1/ Il suffit de marcher sur un chemin généreux au cœur d’une
forêt de résineux et de feuillus mêlés, de ce pas lent et
puissant pour se sentir pleinement être. Il suffit de respirer pour
que s’éparpille ce qui pèse. Ce serait comme caresser de ses
doigts le temps que l’on pensait disparu. Un amas de troncs
d’arbres sur la bordure, des cernes de croissance, des morceaux
d’écorce, de la lumière.
2/ Un
monologue permanent se poursuit en esprit. Il part, prend des chemins
de traverse, s’évanouit, renaît par une autre vision, se perd
dans le labyrinthe mental, s’étiole sur le bas-côté du chemin et
meurt dans les ornières du jour. Des idées s’égarent que l’on
voudrait bien repêcher, mais elles se sont calcinées dans un trop
plein de pensées. Porter le regard à perte de vue, écarter les
ombres, poursuivre .
3/ Il
reste au fond de soi encore un peu d’obscur. Une mélodie qui n’a
pas trouvé la partition pour se transcrire. Une aube qui ne s’est
pas levée, assombrie des brumes du monde. Un ciel de nuées sans
étoiles. Mais une fenêtre s’ouvrirait, des volets se
repousseraient, et cela parlerait une langue nouvelle pour dire, pour
révéler ce qui n’est pas encore su.. Dans le cadre quelqu’un
qui nous attend.
4/
Dans la tête, cela se bouscule : trop de projets en cours,
trop d’envies , de pistes d’écriture, d’ateliers à préparer.
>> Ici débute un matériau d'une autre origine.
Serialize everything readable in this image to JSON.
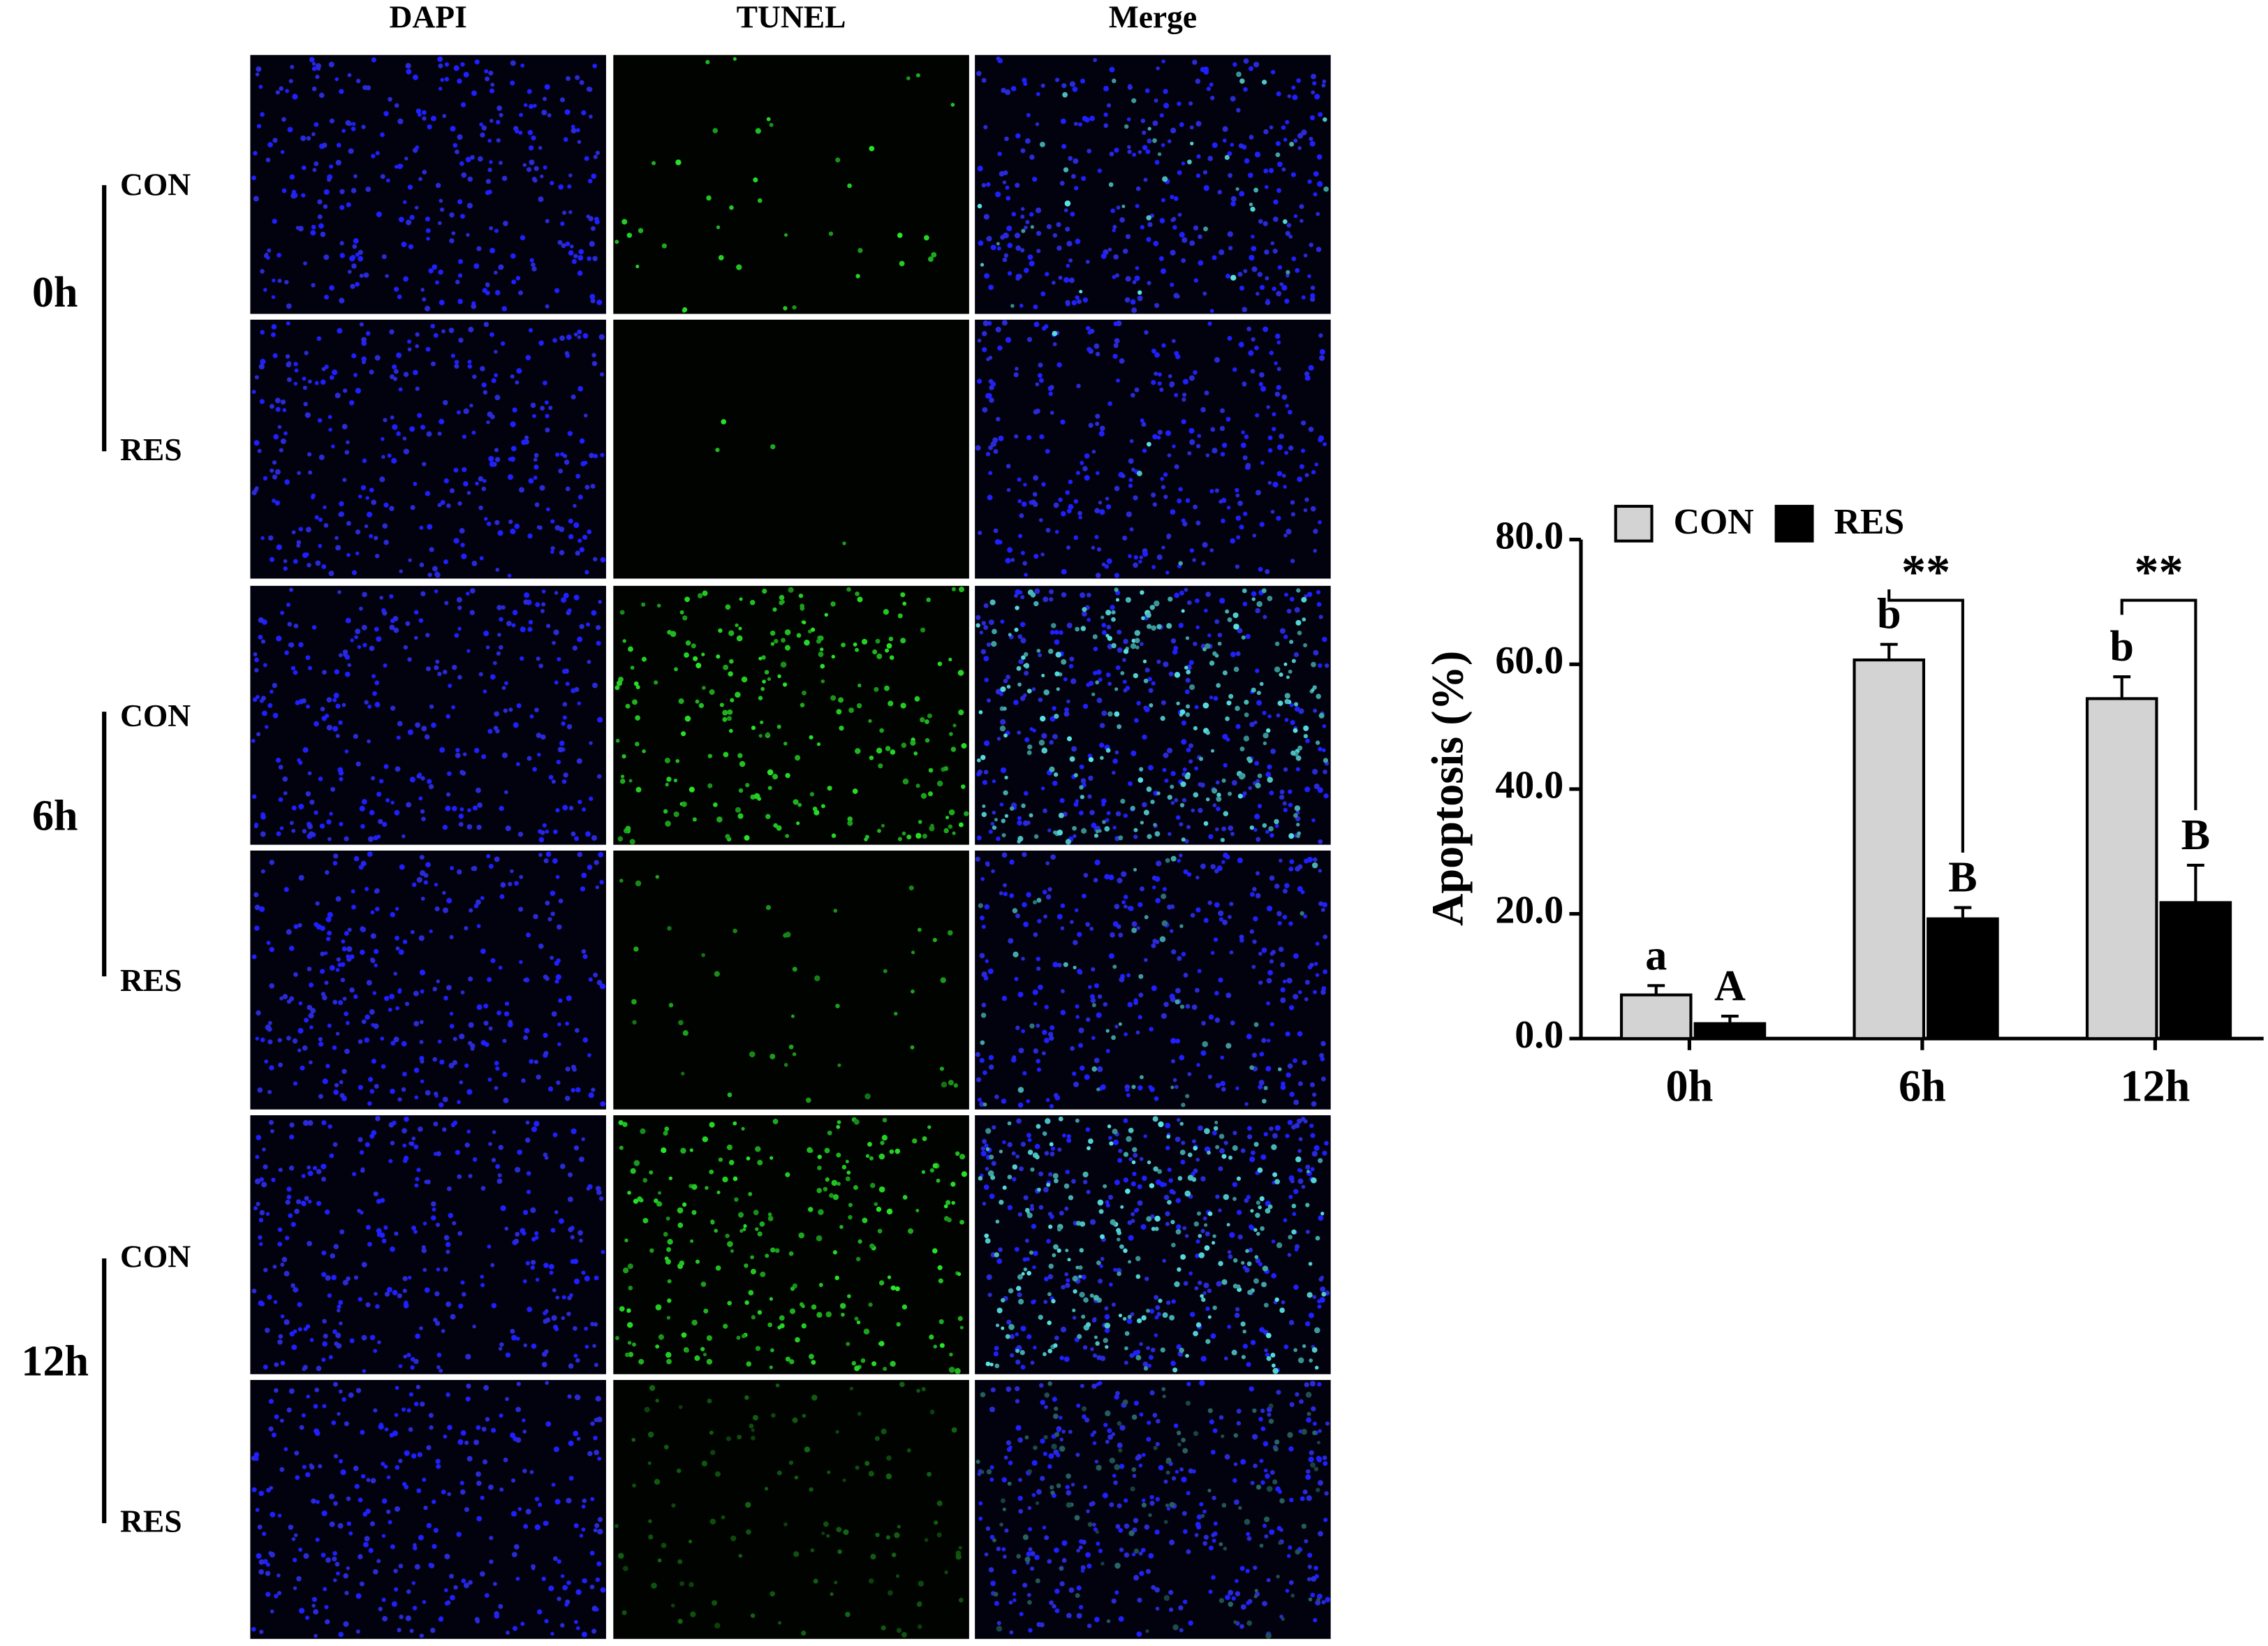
{
  "panels": {
    "columns": [
      "DAPI",
      "TUNEL",
      "Merge"
    ],
    "groups": [
      {
        "label": "0h",
        "rows": [
          "CON",
          "RES"
        ]
      },
      {
        "label": "6h",
        "rows": [
          "CON",
          "RES"
        ]
      },
      {
        "label": "12h",
        "rows": [
          "CON",
          "RES"
        ]
      }
    ]
  },
  "chart_data": {
    "type": "bar",
    "y_label": "Apoptosis (%)",
    "categories": [
      "0h",
      "6h",
      "12h"
    ],
    "series": [
      {
        "name": "CON",
        "color": "#d3d3d3",
        "values": [
          7.0,
          60.7,
          54.5
        ],
        "errors": [
          1.5,
          2.5,
          3.5
        ],
        "letters": [
          "a",
          "b",
          "b"
        ]
      },
      {
        "name": "RES",
        "color": "#000000",
        "values": [
          2.4,
          19.2,
          21.8
        ],
        "errors": [
          1.2,
          1.8,
          6.0
        ],
        "letters": [
          "A",
          "B",
          "B"
        ]
      }
    ],
    "significance": [
      {
        "category": "6h",
        "label": "**"
      },
      {
        "category": "12h",
        "label": "**"
      }
    ],
    "ylim": [
      0,
      80
    ],
    "yticks": [
      {
        "value": 0,
        "label": "0.0"
      },
      {
        "value": 20,
        "label": "20.0"
      },
      {
        "value": 40,
        "label": "40.0"
      },
      {
        "value": 60,
        "label": "60.0"
      },
      {
        "value": 80,
        "label": "80.0"
      }
    ],
    "legend": "top-left"
  }
}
Il faudrait pourvoir réaliser ses pensées dans l’instant où
elles se pensent, qu’elles s’écrivent dans leur courant même
dans un beau dossier bien rangé. Car, à rester flottantes, elles
prennent des chemins de traverse, dérivent au loin, et s’échouent
sur quelque plage abandonnée dont on oublie très vite l’existence.
5/
Dans mon atlas intérieur, il est des lieux et des noms que je garde
avec tendresse. C’est un chapelet de petits coins solitaires où
reprendre souffle, où entrevoir la vie différemment, où se sont
incarnées des pensées, des décisions. Il suffit d’en prononcer
le nom et le paysage s’ouvre, irrigué d’un flux de sensations.
C’est une cartographie de sentiments, de désirs, de douceurs et
d’imaginaire. Comme un océan de songes.
6/ Les
oiseaux m’apprennent à m’immobiliser, à me mettre dans un état
de suspension, d’interruption du geste qui était en chemin. Ils
chantent, et le temps se met en disponibilité pendant leur mélodie
dont on guette les trilles, les répons, les battements de vie. Ils
relancent une écriture après ce temps suspendu, plus fluide, plus
dense, plus aérienne. Ce qu’ils ont signifié reste inconnu, mais
le rythme, la tonalité, la vivacité…
7/
Il faut lire lentement pour laisser à chaque mot le temps
d'émettre toutes ses ondes. Laisser les échos s’élever d’entre
les lignes que l’on parcourt et rebondir entre les cordes de
l’esprit. Dénicher les éclats de vie qui sinuent sous les
phrases, bien cachés sous des métaphores, des images paisibles ou
rougies. Sentir trembler la main qui a écrit, qui a pris le temps et
la force de les abandonner.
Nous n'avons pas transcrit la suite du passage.